The government supports an individual’s right to request flexible working, which allows employees to apply for changes to the hours, timing, or location of work. This is clearly different as it relates to the right of an individual employee to request a different working pattern or place of work. This guidance does not seek to relate to the latter.

 

Local authorities must be mindful of the Duty of Best Value when it considers provision. This is a statutory requirement for councils ‘to secure continuous improvement in the way in which its functions are exercised, having regard to a combination of economy, efficiency and effectiveness.’ In practice this extends to securing value for money in all spending decisions. It is the government’s view that the implementation of the 4-day week is unlikely to demonstrate adherence to the Best Value Duty. Neither, for clarity, does the government support trials, experimentation, or pilots (or equivalent) of the 4-day working week concept within the local government sector.

 

The 4-day working week is an organisation-wide approach to pay and working hours.
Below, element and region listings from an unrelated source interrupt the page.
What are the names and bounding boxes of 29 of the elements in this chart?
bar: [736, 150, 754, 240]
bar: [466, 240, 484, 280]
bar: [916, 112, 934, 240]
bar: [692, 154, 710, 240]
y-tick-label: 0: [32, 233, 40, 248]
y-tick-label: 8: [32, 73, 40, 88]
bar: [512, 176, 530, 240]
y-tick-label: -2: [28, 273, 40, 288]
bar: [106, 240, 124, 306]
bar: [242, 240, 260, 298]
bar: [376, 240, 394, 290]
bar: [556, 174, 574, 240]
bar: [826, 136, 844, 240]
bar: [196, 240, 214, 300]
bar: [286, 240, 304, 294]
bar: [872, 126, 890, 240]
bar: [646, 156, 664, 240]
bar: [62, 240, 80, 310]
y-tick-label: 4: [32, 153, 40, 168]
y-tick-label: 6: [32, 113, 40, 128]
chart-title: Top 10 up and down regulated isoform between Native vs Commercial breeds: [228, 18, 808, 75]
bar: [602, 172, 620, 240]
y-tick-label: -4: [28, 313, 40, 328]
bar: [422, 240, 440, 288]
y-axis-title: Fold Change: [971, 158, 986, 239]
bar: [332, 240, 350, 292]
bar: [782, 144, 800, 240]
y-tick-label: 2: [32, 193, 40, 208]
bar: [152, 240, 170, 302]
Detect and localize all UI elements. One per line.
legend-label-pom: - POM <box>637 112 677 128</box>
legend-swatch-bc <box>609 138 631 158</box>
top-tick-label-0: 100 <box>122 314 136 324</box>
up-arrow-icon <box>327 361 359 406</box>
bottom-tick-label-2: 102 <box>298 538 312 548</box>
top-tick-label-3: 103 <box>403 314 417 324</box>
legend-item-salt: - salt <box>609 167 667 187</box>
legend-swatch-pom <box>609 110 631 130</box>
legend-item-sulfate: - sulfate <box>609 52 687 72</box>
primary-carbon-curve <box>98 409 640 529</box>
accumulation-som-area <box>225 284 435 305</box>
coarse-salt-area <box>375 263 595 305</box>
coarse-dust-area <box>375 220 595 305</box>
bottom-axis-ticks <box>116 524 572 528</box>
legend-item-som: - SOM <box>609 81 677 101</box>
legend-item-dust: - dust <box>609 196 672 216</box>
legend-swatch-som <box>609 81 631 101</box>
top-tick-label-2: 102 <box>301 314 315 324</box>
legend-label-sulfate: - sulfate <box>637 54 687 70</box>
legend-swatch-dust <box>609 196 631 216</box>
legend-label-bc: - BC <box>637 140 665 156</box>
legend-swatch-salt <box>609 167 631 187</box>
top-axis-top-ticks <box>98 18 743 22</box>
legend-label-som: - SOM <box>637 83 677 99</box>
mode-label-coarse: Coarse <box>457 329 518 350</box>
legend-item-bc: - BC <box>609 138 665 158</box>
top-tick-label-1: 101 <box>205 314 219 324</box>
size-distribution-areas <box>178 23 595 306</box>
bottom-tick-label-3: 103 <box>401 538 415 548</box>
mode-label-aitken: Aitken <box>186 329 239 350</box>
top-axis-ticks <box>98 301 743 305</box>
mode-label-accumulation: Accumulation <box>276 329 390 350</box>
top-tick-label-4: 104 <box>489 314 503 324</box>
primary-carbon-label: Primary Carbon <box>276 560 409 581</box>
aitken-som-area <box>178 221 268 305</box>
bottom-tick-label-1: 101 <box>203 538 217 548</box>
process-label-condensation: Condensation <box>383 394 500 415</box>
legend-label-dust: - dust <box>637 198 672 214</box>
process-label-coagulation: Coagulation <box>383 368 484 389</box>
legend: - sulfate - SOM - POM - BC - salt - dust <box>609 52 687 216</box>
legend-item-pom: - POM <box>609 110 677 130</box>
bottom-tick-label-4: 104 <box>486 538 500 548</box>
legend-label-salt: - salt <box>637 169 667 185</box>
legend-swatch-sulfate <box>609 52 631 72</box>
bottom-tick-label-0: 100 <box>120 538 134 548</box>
NNDC staff have a well-deserved reputation for striving hard to deliver the services that the council provides to the public. We are regularly told that these services are stretched. The adoption would exacerbate staff stress levels by having to cram into 4 days the work that it would normally take them 5 days to do.

 

Given that the narrative around council services is that they are already hard-pressed, it is unlikely that reducing the working hours by 20% will be popular with North Norfolk Council Tax taxpayers, especially at a time when Council Tax is raised by the maximum each year.

 

Full Council resolves to:

·         Recognise and respect the Government’s Guidance of a 4-day working week.

·         Prior to any consideration of any form of trial or pilot exercise of a 4-day working week it collects and assesses the evidence of such trials conducted by other Councils, elsewhere, to inform an outline business case to justify it. 

·         Commits not to introduce a 4-day working week at North Norfolk District Council without an overwhelming detailed business case showing substantial benefits to North Norfolk residents and businesses and a concession from central Government supporting the case.